Trading Skills

order driven market

What is an order-driven market?

An order-driven market is a financial market where all buyers and sellers indicate the price at which they wish to buy or sell a particular security, and the amount of security they wish to buy or sell. This trading environment is the opposite of quote-driven markets, which only display bids and asks from designated market makers and experts for the particular security being traded.

key takeaways

  • In an order-driven market, trades are based on the requirements of buyers and sellers, showing the bid and ask prices they want and the number of shares they want to trade.
  • This is in contrast to quote-driven markets, where trades are determined by market makers – traders and specialists looking to fulfill orders from their inventory or match them with other orders.
  • Order-driven markets offer two basic types of orders: market orders and limit orders.
  • Order-driven markets are seen as less liquid but more transparent than quote-driven markets.

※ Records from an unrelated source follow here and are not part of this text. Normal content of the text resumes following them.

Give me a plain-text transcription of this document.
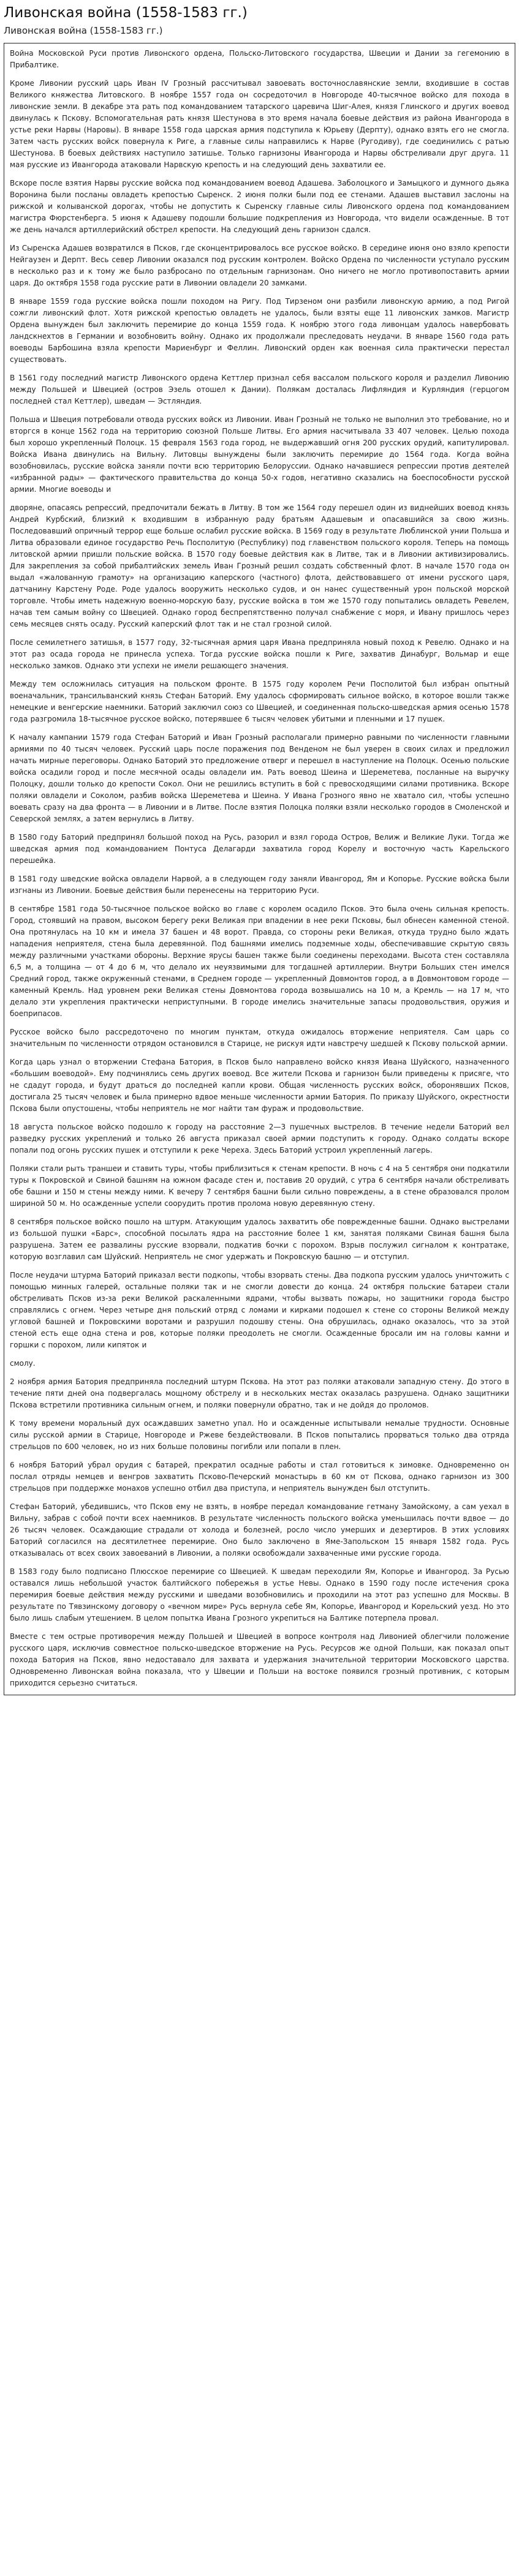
Ливонская война (1558-1583 гг.)
Ливонская война (1558-1583 гг.)

Война Московской Руси против Ливонского ордена, Польско-Литовского государства, Швеции и Дании за гегемонию в Прибалтике.

Кроме Ливонии русский царь Иван IV Грозный рассчитывал завоевать восточнославянские земли, входившие в состав Великого княжества Литовского. В ноябре 1557 года он сосредоточил в Новгороде 40-тысячное войско для похода в ливонские земли. В декабре эта рать под командованием татарского царевича Шиг-Алея, князя Глинского и других воевод двинулась к Пскову. Вспомогательная рать князя Шестунова в это время начала боевые действия из района Ивангорода в устье реки Нарвы (Наровы). В январе 1558 года царская армия подступила к Юрьеву (Дерпту), однако взять его не смогла. Затем часть русских войск повернула к Риге, а главные силы направились к Нарве (Ругодиву), где соединились с ратью Шестунова. В боевых действиях наступило затишье. Только гарнизоны Ивангорода и Нарвы обстреливали друг друга. 11 мая русские из Ивангорода атаковали Нарвскую крепость и на следующий день захватили ее.

Вскоре после взятия Нарвы русские войска под командованием воевод Адашева. Заболоцкого и Замыцкого и думного дьяка Воронина были посланы овладеть крепостью Сыренск. 2 июня полки были под ее стенами. Адашев выставил заслоны на рижской и колыванской дорогах, чтобы не допустить к Сыренску главные силы Ливонского ордена под командованием магистра Фюрстенберга. 5 июня к Адашеву подошли большие подкрепления из Новгорода, что видели осажденные. В тот же день начался артиллерийский обстрел крепости. На следующий день гарнизон сдался.

Из Сыренска Адашев возвратился в Псков, где сконцентрировалось все русское войско. В середине июня оно взяло крепости Нейгаузен и Дерпт. Весь север Ливонии оказался под русским контролем. Войско Ордена по численности уступало русским в несколько раз и к тому же было разбросано по отдельным гарнизонам. Оно ничего не могло противопоставить армии царя. До октября 1558 года русские рати в Ливонии овладели 20 замками.

В январе 1559 года русские войска пошли походом на Ригу. Под Тирзеном они разбили ливонскую армию, а под Ригой сожгли ливонский флот. Хотя рижской крепостью овладеть не удалось, были взяты еще 11 ливонских замков. Магистр Ордена вынужден был заключить перемирие до конца 1559 года. К ноябрю этого года ливонцам удалось навербовать ландскнехтов в Германии и возобновить войну. Однако их продолжали преследовать неудачи. В январе 1560 года рать воеводы Барбошина взяла крепости Мариенбург и Феллин. Ливонский орден как военная сила практически перестал существовать.

В 1561 году последний магистр Ливонского ордена Кеттлер признал себя вассалом польского короля и разделил Ливонию между Польшей и Швецией (остров Эзель отошел к Дании). Полякам досталась Лифляндия и Курляндия (герцогом последней стал Кеттлер), шведам — Эстляндия.

Польша и Швеция потребовали отвода русских войск из Ливонии. Иван Грозный не только не выполнил это требование, но и вторгся в конце 1562 года на территорию союзной Польше Литвы. Его армия насчитывала 33 407 человек. Целью похода был хорошо укрепленный Полоцк. 15 февраля 1563 года город, не выдержавший огня 200 русских орудий, капитулировал. Войска Ивана двинулись на Вильну. Литовцы вынуждены были заключить перемирие до 1564 года. Когда война возобновилась, русские войска заняли почти всю территорию Белоруссии. Однако начавшиеся репрессии против деятелей «избранной рады» — фактического правительства до конца 50-х годов, негативно сказались на боеспособности русской армии. Многие воеводы и

дворяне, опасаясь репрессий, предпочитали бежать в Литву. В том же 1564 году перешел один из виднейших воевод князь Андрей Курбский, близкий к входившим в избранную раду братьям Адашевым и опасавшийся за свою жизнь. Последовавший опричный террор еще больше ослабил русские войска. В 1569 году в результате Люблинской унии Польша и Литва образовали единое государство Речь Посполитую (Республику) под главенством польского короля. Теперь на помощь литовской армии пришли польские войска. В 1570 году боевые действия как в Литве, так и в Ливонии активизировались. Для закрепления за собой прибалтийских земель Иван Грозный решил создать собственный флот. В начале 1570 года он выдал «жалованную грамоту» на организацию каперского (частного) флота, действовавшего от имени русского царя, датчанину Карстену Роде. Роде удалось вооружить несколько судов, и он нанес существенный урон польской морской торговле. Чтобы иметь надежную военно-морскую базу, русские войска в том же 1570 году попытались овладеть Ревелем, начав тем самым войну со Швецией. Однако город беспрепятственно получал снабжение с моря, и Ивану пришлось через семь месяцев снять осаду. Русский каперский флот так и не стал грозной силой.

После семилетнего затишья, в 1577 году, 32-тысячная армия царя Ивана предприняла новый поход к Ревелю. Однако и на этот раз осада города не принесла успеха. Тогда русские войска пошли к Риге, захватив Динабург, Вольмар и еще несколько замков. Однако эти успехи не имели решающего значения.

Между тем осложнилась ситуация на польском фронте. В 1575 году королем Речи Посполитой был избран опытный военачальник, трансильванский князь Стефан Баторий. Ему удалось сформировать сильное войско, в которое вошли также немецкие и венгерские наемники. Баторий заключил союз со Швецией, и соединенная польско-шведская армия осенью 1578 года разгромила 18-тысячное русское войско, потерявшее 6 тысяч человек убитыми и пленными и 17 пушек.

К началу кампании 1579 года Стефан Баторий и Иван Грозный располагали примерно равными по численности главными армиями по 40 тысяч человек. Русский царь после поражения под Венденом не был уверен в своих силах и предложил начать мирные переговоры. Однако Баторий это предложение отверг и перешел в наступление на Полоцк. Осенью польские войска осадили город и после месячной осады овладели им. Рать воевод Шеина и Шереметева, посланные на выручку Полоцку, дошли только до крепости Сокол. Они не решились вступить в бой с превосходящими силами противника. Вскоре поляки овладели и Соколом, разбив войска Шереметева и Шеина. У Ивана Грозного явно не хватало сил, чтобы успешно воевать сразу на два фронта — в Ливонии и в Литве. После взятия Полоцка поляки взяли несколько городов в Смоленской и Северской землях, а затем вернулись в Литву.

В 1580 году Баторий предпринял большой поход на Русь, разорил и взял города Остров, Велиж и Великие Луки. Тогда же шведская армия под командованием Понтуса Делагарди захватила город Корелу и восточную часть Карельского перешейка.

В 1581 году шведские войска овладели Нарвой, а в следующем году заняли Ивангород, Ям и Копорье. Русские войска были изгнаны из Ливонии. Боевые действия были перенесены на территорию Руси.

В сентябре 1581 года 50-тысячное польское войско во главе с королем осадило Псков. Это была очень сильная крепость. Город, стоявший на правом, высоком берегу реки Великая при впадении в нее реки Псковы, был обнесен каменной стеной. Она протянулась на 10 км и имела 37 башен и 48 ворот. Правда, со стороны реки Великая, откуда трудно было ждать нападения неприятеля, стена была деревянной. Под башнями имелись подземные ходы, обеспечивавшие скрытую связь между различными участками обороны. Верхние ярусы башен также были соединены переходами. Высота стен составляла 6,5 м, а толщина — от 4 до 6 м, что делало их неуязвимыми для тогдашней артиллерии. Внутри Больших стен имелся Средний город, также окруженный стенами, в Среднем городе — укрепленный Довмонтов город, а в Довмонтовом городе — каменный Кремль. Над уровнем реки Великая стены Довмонтова города возвышались на 10 м, а Кремль — на 17 м, что делало эти укрепления практически неприступными. В городе имелись значительные запасы продовольствия, оружия и боеприпасов.

Русское войско было рассредоточено по многим пунктам, откуда ожидалось вторжение неприятеля. Сам царь со значительным по численности отрядом остановился в Старице, не рискуя идти навстречу шедшей к Пскову польской армии.

Когда царь узнал о вторжении Стефана Батория, в Псков было направлено войско князя Ивана Шуйского, назначенного «большим воеводой». Ему подчинялись семь других воевод. Все жители Пскова и гарнизон были приведены к присяге, что не сдадут города, и будут драться до последней капли крови. Общая численность русских войск, оборонявших Псков, достигала 25 тысяч человек и была примерно вдвое меньше численности армии Батория. По приказу Шуйского, окрестности Пскова были опустошены, чтобы неприятель не мог найти там фураж и продовольствие.

18 августа польское войско подошло к городу на расстояние 2—3 пушечных выстрелов. В течение недели Баторий вел разведку русских укреплений и только 26 августа приказал своей армии подступить к городу. Однако солдаты вскоре попали под огонь русских пушек и отступили к реке Череха. Здесь Баторий устроил укрепленный лагерь.

Поляки стали рыть траншеи и ставить туры, чтобы приблизиться к стенам крепости. В ночь с 4 на 5 сентября они подкатили туры к Покровской и Свиной башням на южном фасаде стен и, поставив 20 орудий, с утра 6 сентября начали обстреливать обе башни и 150 м стены между ними. К вечеру 7 сентября башни были сильно повреждены, а в стене образовался пролом шириной 50 м. Но осажденные успели соорудить против пролома новую деревянную стену.

8 сентября польское войско пошло на штурм. Атакующим удалось захватить обе поврежденные башни. Однако выстрелами из большой пушки «Барс», способной посылать ядра на расстояние более 1 км, занятая поляками Свиная башня была разрушена. Затем ее развалины русские взорвали, подкатив бочки с порохом. Взрыв послужил сигналом к контратаке, которую возглавил сам Шуйский. Неприятель не смог удержать и Покровскую башню — и отступил.

После неудачи штурма Баторий приказал вести подкопы, чтобы взорвать стены. Два подкопа русским удалось уничтожить с помощью минных галерей, остальные поляки так и не смогли довести до конца. 24 октября польские батареи стали обстреливать Псков из-за реки Великой раскаленными ядрами, чтобы вызвать пожары, но защитники города быстро справлялись с огнем. Через четыре дня польский отряд с ломами и кирками подошел к стене со стороны Великой между угловой башней и Покровскими воротами и разрушил подошву стены. Она обрушилась, однако оказалось, что за этой стеной есть еще одна стена и ров, которые поляки преодолеть не смогли. Осажденные бросали им на головы камни и горшки с порохом, лили кипяток и

смолу.

2 ноября армия Батория предприняла последний штурм Пскова. На этот раз поляки атаковали западную стену. До этого в течение пяти дней она подвергалась мощному обстрелу и в нескольких местах оказалась разрушена. Однако защитники Пскова встретили противника сильным огнем, и поляки повернули обратно, так и не дойдя до проломов.

К тому времени моральный дух осаждавших заметно упал. Но и осажденные испытывали немалые трудности. Основные силы русской армии в Старице, Новгороде и Ржеве бездействовали. В Псков попытались прорваться только два отряда стрельцов по 600 человек, но из них больше половины погибли или попали в плен.

6 ноября Баторий убрал орудия с батарей, прекратил осадные работы и стал готовиться к зимовке. Одновременно он послал отряды немцев и венгров захватить Псково-Печерский монастырь в 60 км от Пскова, однако гарнизон из 300 стрельцов при поддержке монахов успешно отбил два приступа, и неприятель вынужден был отступить.

Стефан Баторий, убедившись, что Псков ему не взять, в ноябре передал командование гетману Замойскому, а сам уехал в Вильну, забрав с собой почти всех наемников. В результате численность польского войска уменьшилась почти вдвое — до 26 тысяч человек. Осаждающие страдали от холода и болезней, росло число умерших и дезертиров. В этих условиях Баторий согласился на десятилетнее перемирие. Оно было заключено в Яме-Запольском 15 января 1582 года. Русь отказывалась от всех своих завоеваний в Ливонии, а поляки освобождали захваченные ими русские города.

В 1583 году было подписано Плюсское перемирие со Швецией. К шведам переходили Ям, Копорье и Ивангород. За Русью оставался лишь небольшой участок балтийского побережья в устье Невы. Однако в 1590 году после истечения срока перемирия боевые действия между русскими и шведами возобновились и проходили на этот раз успешно для Москвы. В результате по Тявзинскому договору о «вечном мире» Русь вернула себе Ям, Копорье, Ивангород и Корельский уезд. Но это было лишь слабым утешением. В целом попытка Ивана Грозного укрепиться на Балтике потерпела провал.

Вместе с тем острые противоречия между Польшей и Швецией в вопросе контроля над Ливонией облегчили положение русского царя, исключив совместное польско-шведское вторжение на Русь. Ресурсов же одной Польши, как показал опыт похода Батория на Псков, явно недоставало для захвата и удержания значительной территории Московского царства. Одновременно Ливонская война показала, что у Швеции и Польши на востоке появился грозный противник, с которым приходится серьезно считаться.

Understanding Order-Driven Markets

An order-driven market consists of a continuous stream of buy and sell orders from market participants. Without a designated liquidity provider, the two basic types of orders are market and limit orders. In a quote-driven market, by contrast, a designated market maker provides bids and offers that other market participants can trade.

The biggest advantage of participating in order-driven markets is transparency, as the entire order book is displayed to investors who wish to access this information. Most exchanges charge a fee for such information. On the other hand, order-driven markets may not have the same degree of liquidity as quote-driven markets, where experts and market makers must trade at their published bid and ask prices.

Stock exchanges such as the NYSE and Nasdaq are considered hybrid markets – a combination of order-driven and quote-driven markets.

How Informed Trading Affects Order-Driven Markets

In an order-driven environment, where traders can choose between market orders that require liquidity and limit orders that provide liquidity, informed trading activity can actually increase liquidity.

The higher the proportion of informed traders represented by bid-ask spreads and market elasticity, the greater the liquidity. However, informed traders have no influence on the price impact of orders. Limit orders have about four times less impact on price than market orders.

How order-driven environments rank buy and sell orders

The order-driven trading system sorts buy and sell orders based on price, matching the highest ranked orders with the lowest order amount (if possible). If there are shares left to buy or sell in a given order, the trading system matches that order with the next highest-ranked sell or buy order.

The first rule in order priority is price priority, followed by the second priority rule, which determines how orders of the same price are ordered. The first order that reaches the best price usually takes precedence over other orders, although sometimes the trading system trades the displayed quantity before the hidden quantity at the same price.